Like father, like son. The phrase seems tailor-made for Professor Ravinder Maini, head of the Rheumatology Department at London's Imperial College, who was made Sir Maini by the Queen at an investiture ceremony at Buckingham Palace on Tuesday, for his pioneering research into a cure for rheumatic arthritis.

Forty-six years ago, at the same place, the Buckingham Palace, the same honour was accorded by the Queen to Professor Maini's father Amar. He was knighted for public services in East Africa, in the days when Uganda was a British colony.

Sir Amar was mayor of Kampala and a leading politician before retiring to Britain prior to Idi Amin's 1972 purge of East African Asians.
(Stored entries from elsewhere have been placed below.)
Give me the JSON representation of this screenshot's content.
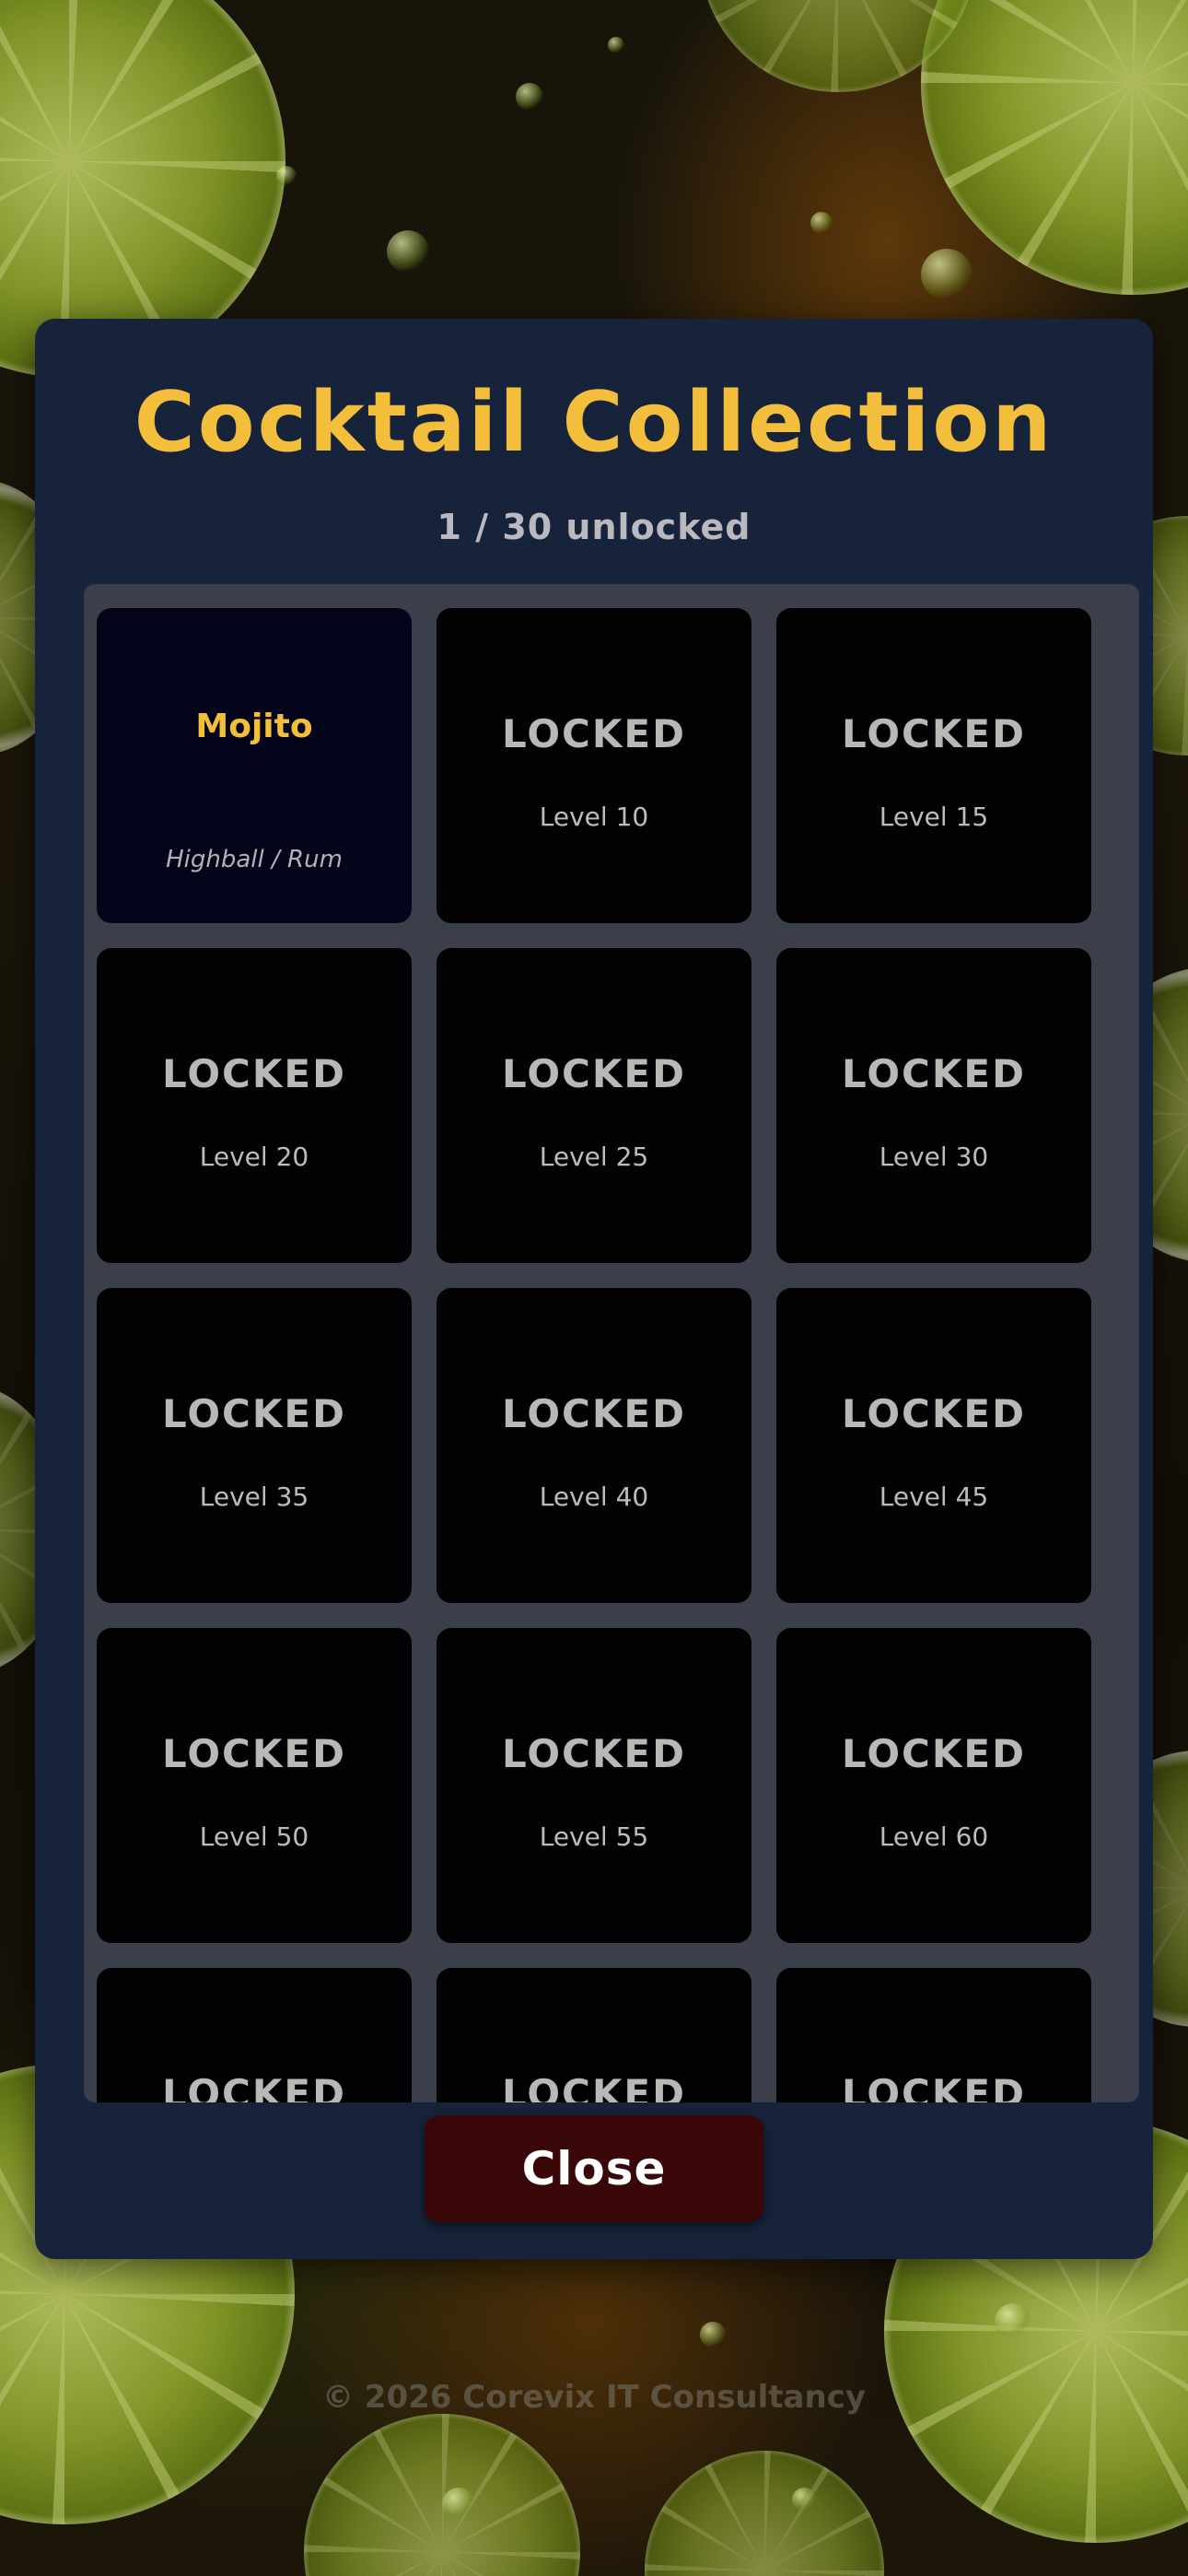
{
  "modal": {
    "title": "Cocktail Collection",
    "counter": "1 / 30 unlocked"
  },
  "cards": [
    {
      "name": "Mojito",
      "meta": "Highball / Rum"
    },
    {
      "status": "LOCKED",
      "level": "Level 10"
    },
    {
      "status": "LOCKED",
      "level": "Level 15"
    },
    {
      "status": "LOCKED",
      "level": "Level 20"
    },
    {
      "status": "LOCKED",
      "level": "Level 25"
    },
    {
      "status": "LOCKED",
      "level": "Level 30"
    },
    {
      "status": "LOCKED",
      "level": "Level 35"
    },
    {
      "status": "LOCKED",
      "level": "Level 40"
    },
    {
      "status": "LOCKED",
      "level": "Level 45"
    },
    {
      "status": "LOCKED",
      "level": "Level 50"
    },
    {
      "status": "LOCKED",
      "level": "Level 55"
    },
    {
      "status": "LOCKED",
      "level": "Level 60"
    },
    {
      "status": "LOCKED"
    },
    {
      "status": "LOCKED"
    },
    {
      "status": "LOCKED"
    }
  ],
  "close_label": "Close",
  "footer": "© 2026 Corevix IT Consultancy",
  "colors": {
    "accent": "#f2be3b",
    "modal_bg": "#16233a",
    "card_bg": "#020204",
    "close_bg": "#3a0708"
  }
}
Aged 45 at the time, Sir Amar was knighted for public services in East Africa.

In the annals of the knight of bachelor, a son following a father is thought to be unique in recent history. "Our records go back to 1257, so it would take an age to check whether this has happened before, but we cannot recall a similar event in living memory," said a spokeswoman for the Imperial Society of Knights Bachelor.

Whatever it be, the Mainis are the first pair of Asian-origin to be so honoured. Sir Ravinder was born in India, grew up in East Africa and came to Britain at the age of 15. Sir Amar was born in Nairobi and came to London to study at the London School of Economics.

Sir Ravinder was accompanied by his son Ashwin, a barrister, to the investiture ceremony. Will he follow the family's tradition, is a question many Indians are asking.